After spending two-and-a-half years in prison on a murder conviction that has since been thrown out, Mechele Linehan was released on bail Tuesday night when an East Coast businessman donated $25,000 to get her out.

Brian Watt, a chief financial officer from Chester Springs, Pa., gave the bail money because he believes Linehan is innocent and he wants "the process to play itself out" with a new trial.

He said he expects nothing in return.

He didn't want to give too many details about himself but said, "In the simplest sense, I'm an analyst. I build predictive models of consumer behavior for a living."

"I analyze complex situations for a living, and ... my conclusion (is) she is innocent. One hundred percent," he wrote in an e-mail.

A new trial for Linehan, 37, has been set for September, but it likely will be delayed to give her new defense team time to prepare.

Linehan's bail conditions say she must stay in the Anchorage area and essentially be under house arrest until her trial. She is allowed outside for two four-hour time periods a week. She will not be allowed to return to her home in Olympia, Wash. And she must always be in sight or sound of one her court-appointed third parties.

Watt has never met the Linehans or been to Alaska, he said. He became interested in the case after watching a TV show about it. He then started researching it.

"The narrative that was being told, in the media, on blogs, and reader commentary on the Internet, took on a life of its own," he said. "It appeared to me to be impossible for Mrs. Linehan to escape that pre-assembled story."
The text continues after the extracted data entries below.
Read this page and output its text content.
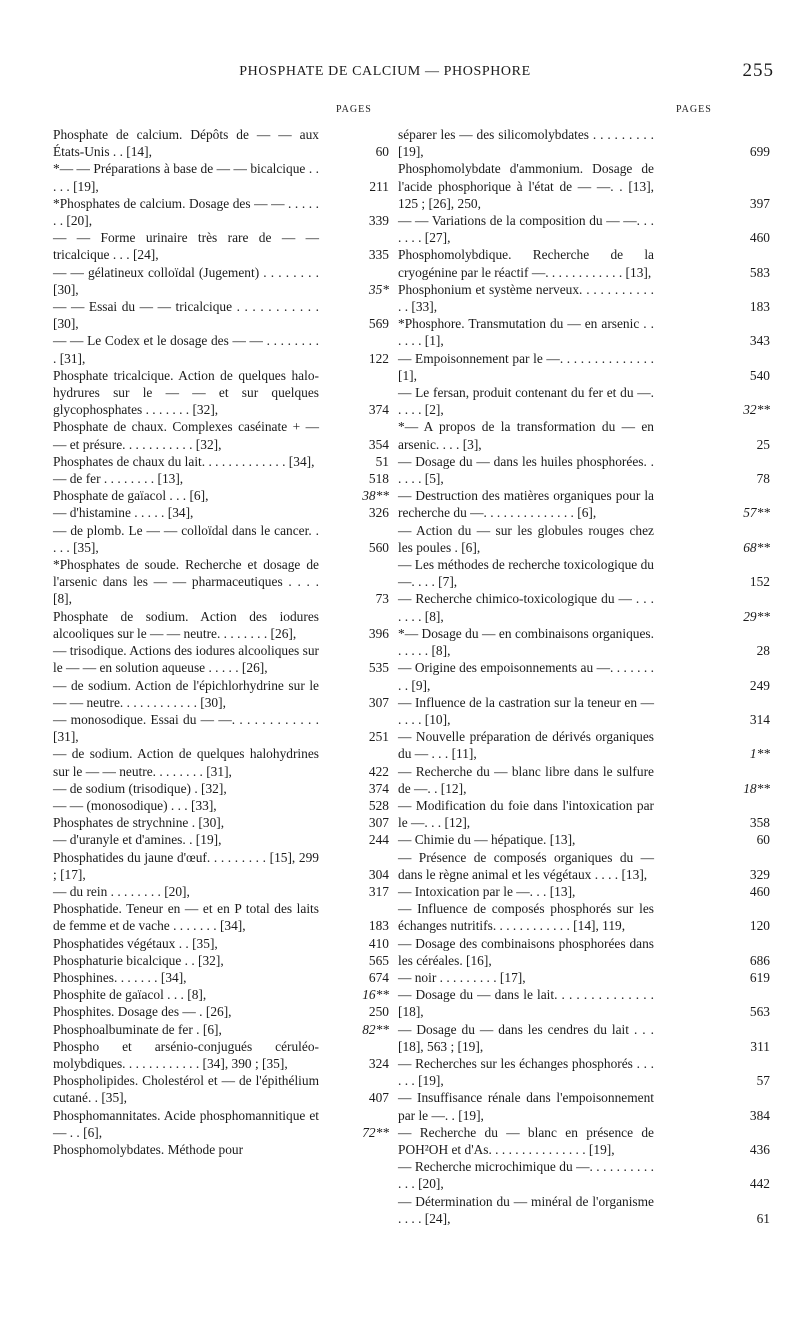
PHOSPHATE DE CALCIUM — PHOSPHORE	255
PAGES
Phosphate de calcium. Dépôts de — — aux États-Unis . . [14],	60
*— — Préparations à base de — — bicalcique . . . . . [19],	211
*Phosphates de calcium. Dosage des — — . . . . . . . [20],	339
— — Forme urinaire très rare de — — tricalcique . . . [24],	335
— — gélatineux colloïdal (Jugement) . . . . . . . . [30],	35*
— — Essai du — — tricalcique . . . . . . . . . . . [30],	569
— — Le Codex et le dosage des — — . . . . . . . . . [31],	122
Phosphate tricalcique. Action de quelques halo-hydrures sur le — — et sur quelques glycophosphates . . . . . . . [32],	374
Phosphate de chaux. Complexes caséinate + — — et présure. . . . . . . . . . . [32],	354
Phosphates de chaux du lait. . . . . . . . . . . . . [34],	51
— de fer . . . . . . . . [13],	518
Phosphate de gaïacol . . . [6],	38**
— d'histamine . . . . . [34],	326
— de plomb. Le — — colloïdal dans le cancer. . . . . [35],	560
*Phosphates de soude. Recherche et dosage de l'arsenic dans les — — pharmaceutiques . . . . [8],	73
Phosphate de sodium. Action des iodures alcooliques sur le — — neutre. . . . . . . . [26],	396
— trisodique. Actions des iodures alcooliques sur le — — en solution aqueuse . . . . . [26],	535
— de sodium. Action de l'épichlorhydrine sur le — — neutre. . . . . . . . . . . . [30],	307
— monosodique. Essai du — —. . . . . . . . . . . . [31],	251
— de sodium. Action de quelques halohydrines sur le — — neutre. . . . . . . . [31],	422
— de sodium (trisodique) . [32],	374
— — (monosodique) . . . [33],	528
Phosphates de strychnine . [30],	307
— d'uranyle et d'amines. . [19],	244
Phosphatides du jaune d'œuf. . . . . . . . . [15], 299 ; [17],	304
— du rein . . . . . . . . [20],	317
Phosphatide. Teneur en — et en P total des laits de femme et de vache . . . . . . . [34],	183
Phosphatides végétaux . . [35],	410
Phosphaturie bicalcique . . [32],	565
Phosphines. . . . . . . [34],	674
Phosphite de gaïacol . . . [8],	16**
Phosphites. Dosage des — . [26],	250
Phosphoalbuminate de fer . [6],	82**
Phospho et arsénio-conjugués céruléo-molybdiques. . . . . . . . . . . . [34], 390 ; [35],	324
Phospholipides. Cholestérol et — de l'épithélium cutané. . [35],	407
Phosphomannitates. Acide phosphomannitique et — . . [6],	72**
Phosphomolybdates. Méthode pour
PAGES
séparer les — des silicomolybdates . . . . . . . . . [19],	699
Phosphomolybdate d'ammonium. Dosage de l'acide phosphorique à l'état de — —. . [13], 125 ; [26], 250,	397
— — Variations de la composition du — —. . . . . . . [27],	460
Phosphomolybdique. Recherche de la cryogénine par le réactif —. . . . . . . . . . . . [13],	583
Phosphonium et système nerveux. . . . . . . . . . . . . [33],	183
*Phosphore. Transmutation du — en arsenic . . . . . . [1],	343
— Empoisonnement par le —. . . . . . . . . . . . . . [1],	540
— Le fersan, produit contenant du fer et du —. . . . . [2],	32**
*— A propos de la transformation du — en arsenic. . . . [3],	25
— Dosage du — dans les huiles phosphorées. . . . . . [5],	78
— Destruction des matières organiques pour la recherche du —. . . . . . . . . . . . . . [6],	57**
— Action du — sur les globules rouges chez les poules . [6],	68**
— Les méthodes de recherche toxicologique du —. . . . [7],	152
— Recherche chimico-toxicologique du — . . . . . . . [8],	29**
*— Dosage du — en combinaisons organiques. . . . . . [8],	28
— Origine des empoisonnements au —. . . . . . . . . [9],	249
— Influence de la castration sur la teneur en — . . . . [10],	314
— Nouvelle préparation de dérivés organiques du — . . . [11],	1**
— Recherche du — blanc libre dans le sulfure de —. . [12],	18**
— Modification du foie dans l'intoxication par le —. . . [12],	358
— Chimie du — hépatique. [13],	60
— Présence de composés organiques du — dans le règne animal et les végétaux . . . . [13],	329
— Intoxication par le —. . . [13],	460
— Influence de composés phosphorés sur les échanges nutritifs. . . . . . . . . . . . [14], 119,	120
— Dosage des combinaisons phosphorées dans les céréales. [16],	686
— noir . . . . . . . . . [17],	619
— Dosage du — dans le lait. . . . . . . . . . . . . . [18],	563
— Dosage du — dans les cendres du lait . . . [18], 563 ; [19],	311
— Recherches sur les échanges phosphorés . . . . . . [19],	57
— Insuffisance rénale dans l'empoisonnement par le —. . [19],	384
— Recherche du — blanc en présence de POH²OH et d'As. . . . . . . . . . . . . . . [19],	436
— Recherche microchimique du —. . . . . . . . . . . . . [20],	442
— Détermination du — minéral de l'organisme . . . . [24],	61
That story, as told by the Alaska State Troopers and prosecutor Pat Gullufsen, follows a Hollywood narrative of a femme fatale. It's a story line that resonated with jurors and led them to convict Linehan in 2007. But part of that narrative also led a higher court to overturn that conviction.

The Alaska Court of Appeals concluded the judge improperly allowed the jury to hear some evidence that "was subject to different interpretations and was hardly overwhelming."
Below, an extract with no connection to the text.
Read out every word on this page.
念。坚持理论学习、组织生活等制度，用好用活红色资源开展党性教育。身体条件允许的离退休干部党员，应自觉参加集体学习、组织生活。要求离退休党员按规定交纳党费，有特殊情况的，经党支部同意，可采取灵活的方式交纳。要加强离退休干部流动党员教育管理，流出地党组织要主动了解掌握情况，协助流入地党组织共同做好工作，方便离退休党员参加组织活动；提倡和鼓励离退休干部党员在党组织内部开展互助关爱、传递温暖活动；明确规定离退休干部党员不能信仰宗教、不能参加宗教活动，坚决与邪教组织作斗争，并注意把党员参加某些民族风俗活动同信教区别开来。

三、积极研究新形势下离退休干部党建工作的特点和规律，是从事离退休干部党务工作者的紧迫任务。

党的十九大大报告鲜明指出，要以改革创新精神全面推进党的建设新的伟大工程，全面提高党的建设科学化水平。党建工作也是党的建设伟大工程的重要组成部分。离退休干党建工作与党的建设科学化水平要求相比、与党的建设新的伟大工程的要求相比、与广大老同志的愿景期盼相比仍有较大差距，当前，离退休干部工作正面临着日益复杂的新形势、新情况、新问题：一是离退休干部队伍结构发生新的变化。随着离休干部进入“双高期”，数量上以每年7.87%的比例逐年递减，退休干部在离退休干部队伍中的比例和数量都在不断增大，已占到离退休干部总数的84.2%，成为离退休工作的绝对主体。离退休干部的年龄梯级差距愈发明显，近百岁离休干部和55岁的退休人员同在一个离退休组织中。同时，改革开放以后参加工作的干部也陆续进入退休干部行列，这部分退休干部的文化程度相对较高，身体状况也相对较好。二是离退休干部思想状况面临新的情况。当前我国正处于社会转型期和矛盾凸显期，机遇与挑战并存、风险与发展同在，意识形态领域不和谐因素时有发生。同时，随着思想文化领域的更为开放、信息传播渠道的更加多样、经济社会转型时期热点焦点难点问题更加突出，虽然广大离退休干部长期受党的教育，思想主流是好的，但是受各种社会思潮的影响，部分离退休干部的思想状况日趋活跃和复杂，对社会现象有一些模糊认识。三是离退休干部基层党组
The prosecution's version of events outshined the truth both in the courtroom and outside it, Watt said.

"It was as if the Internet hyenas had gathered at the watering hole, and they were going to rip the flesh from her bones, no matter what she said or did," Watt said.
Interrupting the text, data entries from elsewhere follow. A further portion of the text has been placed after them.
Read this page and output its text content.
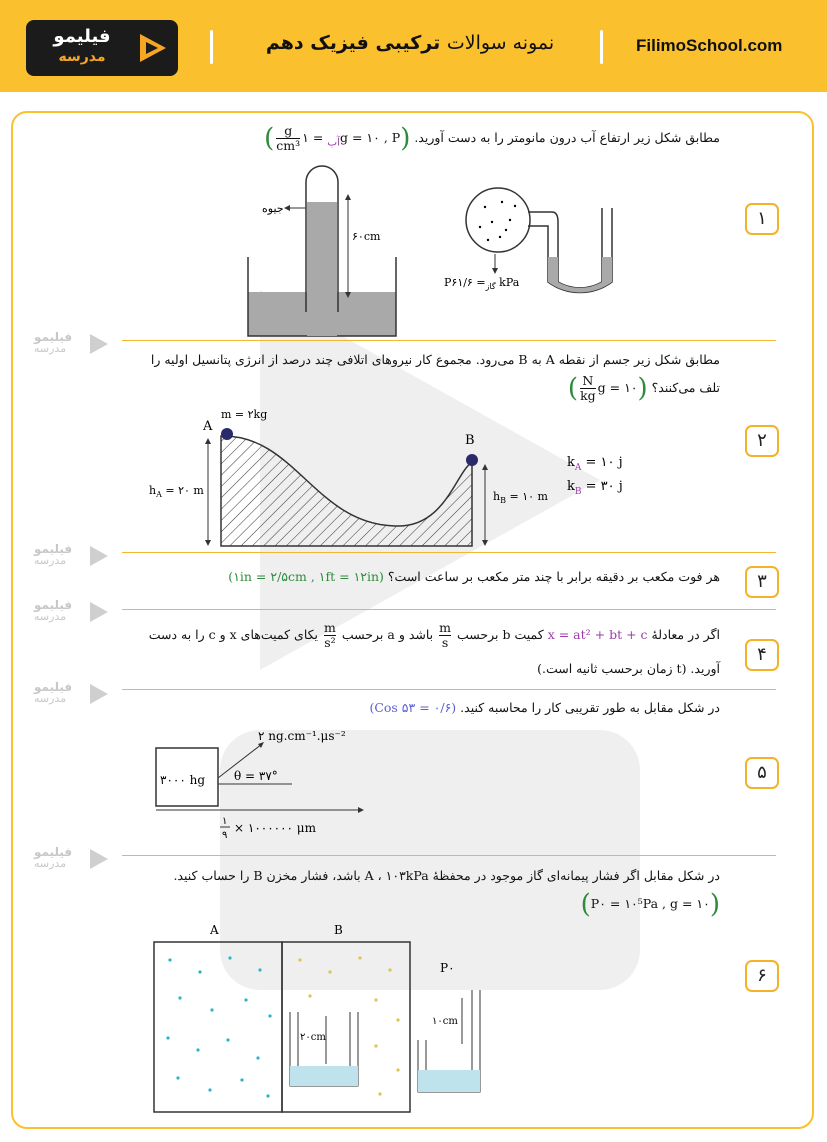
فیلیمو
مدرسه
نمونه سوالات ترکیبی فیزیک دهم	FilimoSchool.com
فیلیمو
مدرسه
فیلیمو
مدرسه
فیلیمو
مدرسه
فیلیمو
مدرسه
فیلیمو
مدرسه
۱
مطابق شکل زیر ارتفاع آب درون مانومتر را به دست آورید. (g = ۱۰ , $P_{آب}$ = ۱
$\frac{g}{\text{cm³}}$
)
جیوه
۶۰cm
P	$_{گاز}$= ۶۱/۶ kPa
۲
مطابق شکل زیر جسم از نقطه A به B می‌رود. مجموع کار نیروهای اتلافی چند درصد از انرژی پتانسیل اولیه را
تلف می‌کنند؟ (g = ۱۰
$\frac{N}{kg}$
)
A
m = ۲kg
B
$h_A$ = ۲۰ m	$h_B$ = ۱۰ m
$k_A$ = ۱۰ j
$k_B$ = ۳۰ j
۳
هر فوت مکعب بر دقیقه برابر با چند متر مکعب بر ساعت است؟ (۱in = ۲/۵cm , ۱ft = ۱۲in)
۴
اگر در معادلهٔ x = at² + bt + c کمیت b برحسب
$\frac{m}{s}$
باشد و a برحسب
$\frac{m}{\text{s²}}$
یکای کمیت‌های x و c را به دست
آورید. (t زمان برحسب ثانیه است.)
۵
در شکل مقابل به طور تقریبی کار را محاسبه کنید. (Cos ۵۳ = ۰/۶)
۳۰۰۰ hg
۲ ng.cm⁻¹.μs⁻²
θ = ۳۷°
۱
۹
× ۱۰۰۰۰۰۰ μm
۶
در شکل مقابل اگر فشار پیمانه‌ای گاز موجود در محفظهٔ A ، ۱۰۳kPa باشد، فشار مخزن B را حساب کنید.
(P۰ = ۱۰⁵Pa , g = ۱۰)
A	B
P۰
۲۰cm
۱۰cm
After the Appeals Court overturned the conviction this year, Superior Court Judge Philip Volland set Linehan's bail at $250,000. But Linehan and her family had trouble coming up with the cash. To get a bail bondsman to put up the money, he charges a 10 percent fee, or $25,000 in this case. Watt's donation paid that fee.

Separately, Anchorage strip club owner and businessman Terry Stahlman offered his Big Timber Motel as the collateral for the bail, filling a requirement of the bondsman, in addition to the $25,000 paid by Watt, to have collateral before he posted the $250,000.

Volland last week rejected Stahlman's proposal to go around a bail bondsman and put up only the property as bond, not cash. By offering the motel as collateral now, Stahlman still risks losing it if she runs.

Watt, asked if this was the first time he had done something like this, said it wasn't but would not elaborate. "I guess I could have saved all the money I spent over the years on these type of projects, and retired early but I never wanted to retire anyways, so it's all good," the 47-year-old said.

Linehan was convicted in 2007 of murdering Kent Leppink in 1996. During the trial, prosecutors told a tale of the then-23-year-old Linehan convincing 39-year-old John Carlin to do the shooting. She was sentenced to 99 years in prison, the same sentence Carlin got.

Their Appeals Court ruling essentially turns back the clock to when Linehan was presumed innocent until proven guilty.

Linehan says she doesn't know who was behind the shooting. She and Carlin believed troopers botched the investigation.

Lacking a murder weapon and other concrete evidence, prosecutors used circumstantial evidence to win the 2007 conviction. Damaging testimony included Carlin's son saying he saw his father washing a gun -- the same make as the murder weapon. Carlin from prison later said he did clean a gun because he was worried someone planted it in his house and he didn't want troopers blaming him for the murder.